Hoy se empieza a corregir. El nuevo impuesto representa una nueva forma de relación entre el gobierno y la industria. La propuesta surgió del diálogo con el sector refresquero e incluye compromisos relevantes: reducir 30% el contenido de azúcar, limitar la publicidad dirigida a niñas, niños y adolescentes, y acotar el tamaño de las presentaciones más grandes, aclarando que estas son para compartir y no para consumo individual. Esto no es una imposición: es una corresponsabilidad. Y eso, en términos políticos, es una transformación.
Pero realmente, ¿A quién afecta este impuesto?
Algunas voces afirman que la medida afectará el bolsillo de las familias trabajadoras. Pero hay que decirlo con claridad: esas mismas familias ya están cargando con un costo silencioso, pero alto. Según la Encuesta Nacional de Ingreso y Gasto de los Hogares (ENIGH), entre 30 y 40% de los hogares con menores ingresos tienen al menos un integrante con diabetes o prediabetes. Son estas personas quienes enfrentan tratamientos costosos, ausencias laborales por enfermedad y una calidad de vida mermada por condiciones prevenibles.

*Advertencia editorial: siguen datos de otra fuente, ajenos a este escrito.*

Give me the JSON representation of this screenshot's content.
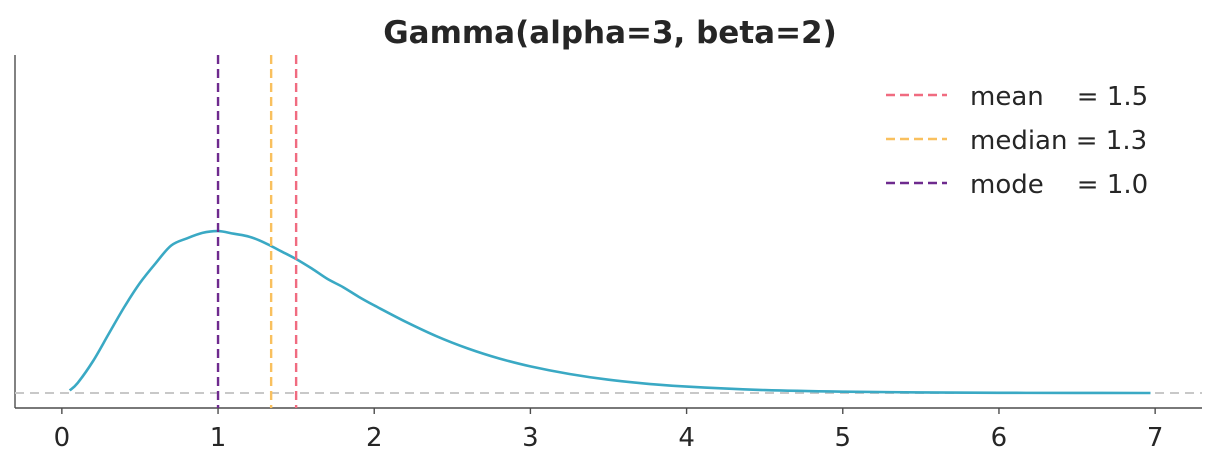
{
  "chart_data": {
    "type": "line",
    "title": "Gamma(alpha=3, beta=2)",
    "xlabel": "",
    "ylabel": "",
    "xlim": [
      -0.3,
      7.3
    ],
    "ylim": [
      -0.025,
      0.565
    ],
    "xticks": [
      0,
      1,
      2,
      3,
      4,
      5,
      6,
      7
    ],
    "yticks_shown": false,
    "grid": false,
    "baseline": {
      "y": 0,
      "style": "dashed",
      "color": "#c8c8c8"
    },
    "distribution": {
      "name": "Gamma",
      "alpha": 3,
      "beta": 2,
      "x_range": [
        0.05,
        6.97
      ]
    },
    "series": [
      {
        "color": "#3aa9c4",
        "x": [
          0.05,
          0.1,
          0.2,
          0.3,
          0.4,
          0.5,
          0.6,
          0.7,
          0.8,
          0.9,
          1.0,
          1.1,
          1.2,
          1.3,
          1.4,
          1.5,
          1.6,
          1.7,
          1.8,
          1.9,
          2.0,
          2.2,
          2.4,
          2.6,
          2.8,
          3.0,
          3.25,
          3.5,
          3.75,
          4.0,
          4.5,
          5.0,
          5.5,
          6.0,
          6.5,
          6.97
        ],
        "y": [
          0.0045,
          0.0164,
          0.0536,
          0.0988,
          0.1438,
          0.1839,
          0.2169,
          0.2466,
          0.2584,
          0.2676,
          0.2707,
          0.2663,
          0.2613,
          0.251,
          0.2375,
          0.224,
          0.2081,
          0.1908,
          0.1771,
          0.161,
          0.1465,
          0.1193,
          0.0948,
          0.0745,
          0.0578,
          0.0446,
          0.0318,
          0.0223,
          0.0155,
          0.0107,
          0.005,
          0.0023,
          0.001,
          0.0004,
          0.0002,
          0.0001
        ]
      }
    ],
    "vlines": [
      {
        "label": "mean",
        "value": 1.5,
        "color": "#f06b80",
        "legend": "mean    = 1.5"
      },
      {
        "label": "median",
        "value": 1.34,
        "color": "#f9c05e",
        "legend": "median = 1.3"
      },
      {
        "label": "mode",
        "value": 1.0,
        "color": "#6e2a8e",
        "legend": "mode    = 1.0"
      }
    ],
    "legend_position": "top-right"
  }
}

Otros argumentan: “cada quien decide lo que consume”. Por supuesto. Pero para que esa decisión sea libre, debe ser informada y justa. No tiene sentido que en muchas comunidades una botella de refresco cueste menos que una de agua potable. Todos los refrescos parten del agua; no hay razón económica ni de salud que justifique esa distorsión.

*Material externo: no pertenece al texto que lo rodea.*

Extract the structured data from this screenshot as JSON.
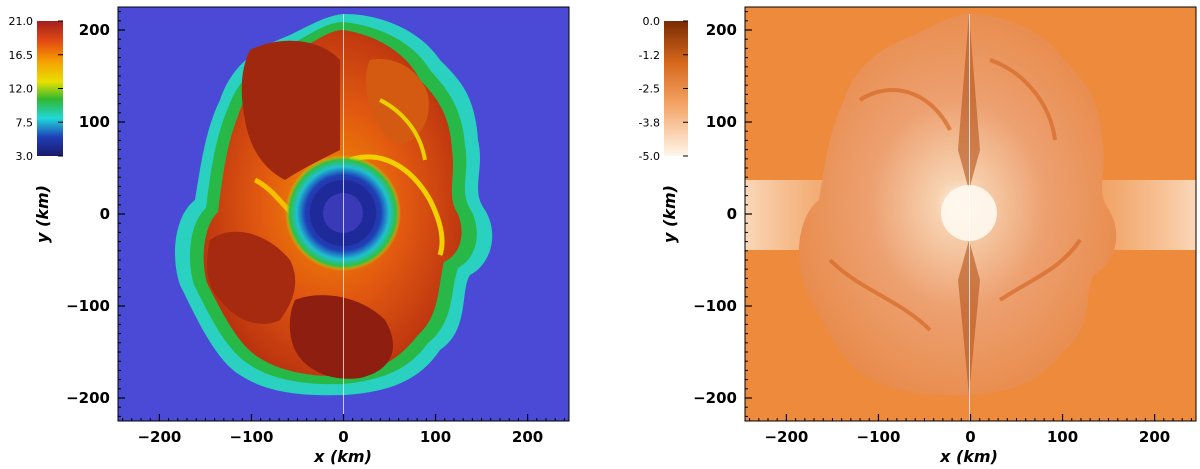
{
  "colors": {
    "density_background": "#4a4ad6",
    "entropy_background": "#ee8a3c",
    "axis": "#000000"
  },
  "chart_data": [
    {
      "type": "heatmap",
      "title": "",
      "xlabel": "x  (km)",
      "ylabel": "y  (km)",
      "xlim": [
        -245,
        245
      ],
      "ylim": [
        -225,
        225
      ],
      "x_ticks": [
        -200,
        -100,
        0,
        100,
        200
      ],
      "y_ticks": [
        -200,
        -100,
        0,
        100,
        200
      ],
      "x_tick_labels": [
        "−200",
        "−100",
        "0",
        "100",
        "200"
      ],
      "y_tick_labels": [
        "−200",
        "−100",
        "0",
        "100",
        "200"
      ],
      "colorbar": {
        "colormap": "rainbow",
        "range": [
          3.0,
          21.0
        ],
        "tick_labels": [
          "21.0",
          "16.5",
          "12.0",
          "7.5",
          "3.0"
        ],
        "placement": "top-left"
      },
      "grid": false,
      "legend": "none"
    },
    {
      "type": "heatmap",
      "title": "",
      "xlabel": "x  (km)",
      "ylabel": "y  (km)",
      "xlim": [
        -245,
        245
      ],
      "ylim": [
        -225,
        225
      ],
      "x_ticks": [
        -200,
        -100,
        0,
        100,
        200
      ],
      "y_ticks": [
        -200,
        -100,
        0,
        100,
        200
      ],
      "x_tick_labels": [
        "−200",
        "−100",
        "0",
        "100",
        "200"
      ],
      "y_tick_labels": [
        "−200",
        "−100",
        "0",
        "100",
        "200"
      ],
      "colorbar": {
        "colormap": "orange",
        "range": [
          -5.0,
          0.0
        ],
        "tick_labels": [
          "0.0",
          "-1.2",
          "-2.5",
          "-3.8",
          "-5.0"
        ],
        "placement": "top-left"
      },
      "grid": false,
      "legend": "none"
    }
  ]
}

La eficacia de esta medida dependerá también de lo que la rodee: garantizar agua potable en escuelas, centros de salud y espacios públicos; establecer vigilancia a la publicidad; asegurar que lo recaudado se use en prevención; y seguir informando sin regañar, sin culpabilizar, sin elitismos.
Lo que estamos viendo no es un caso aislado. Primero fue el etiquetado frontal que advierte sobre el exceso de azúcares y calorías. Después, la implementación de lineamientos que promueven entornos escolares más saludables y limitan la disponibilidad de productos ultraprocesados en estos espacios.

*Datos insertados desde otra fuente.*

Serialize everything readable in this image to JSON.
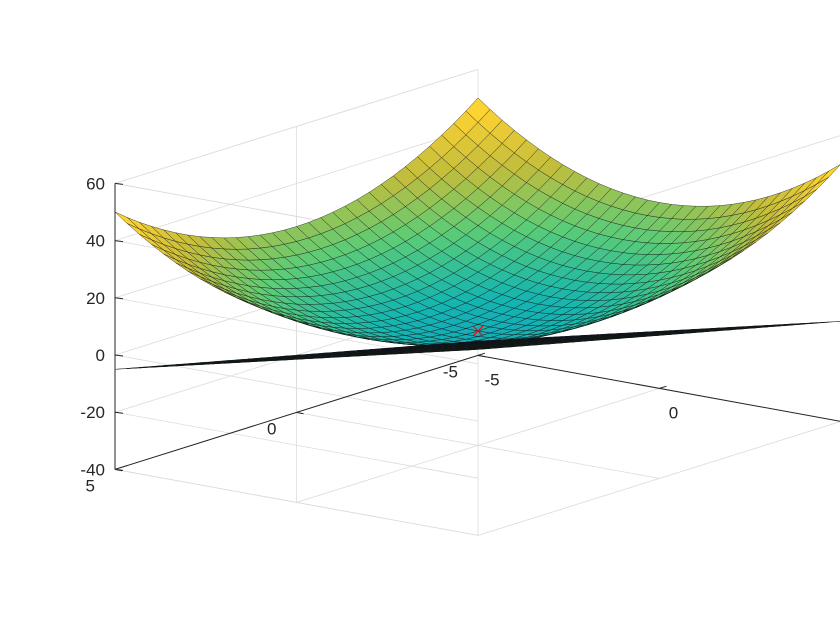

Ahora, la actualización del IEPS. Todas estas acciones responden a un mismo principio: que la salud no debe tratarse como un negocio, sino garantizarse como un derecho.
Así como ha dicho la presidenta, gobernar es cuidar. Y cuidar la salud del pueblo, sin importar dónde vive ni cuánto gana, es una de las formas más profundas de justicia social.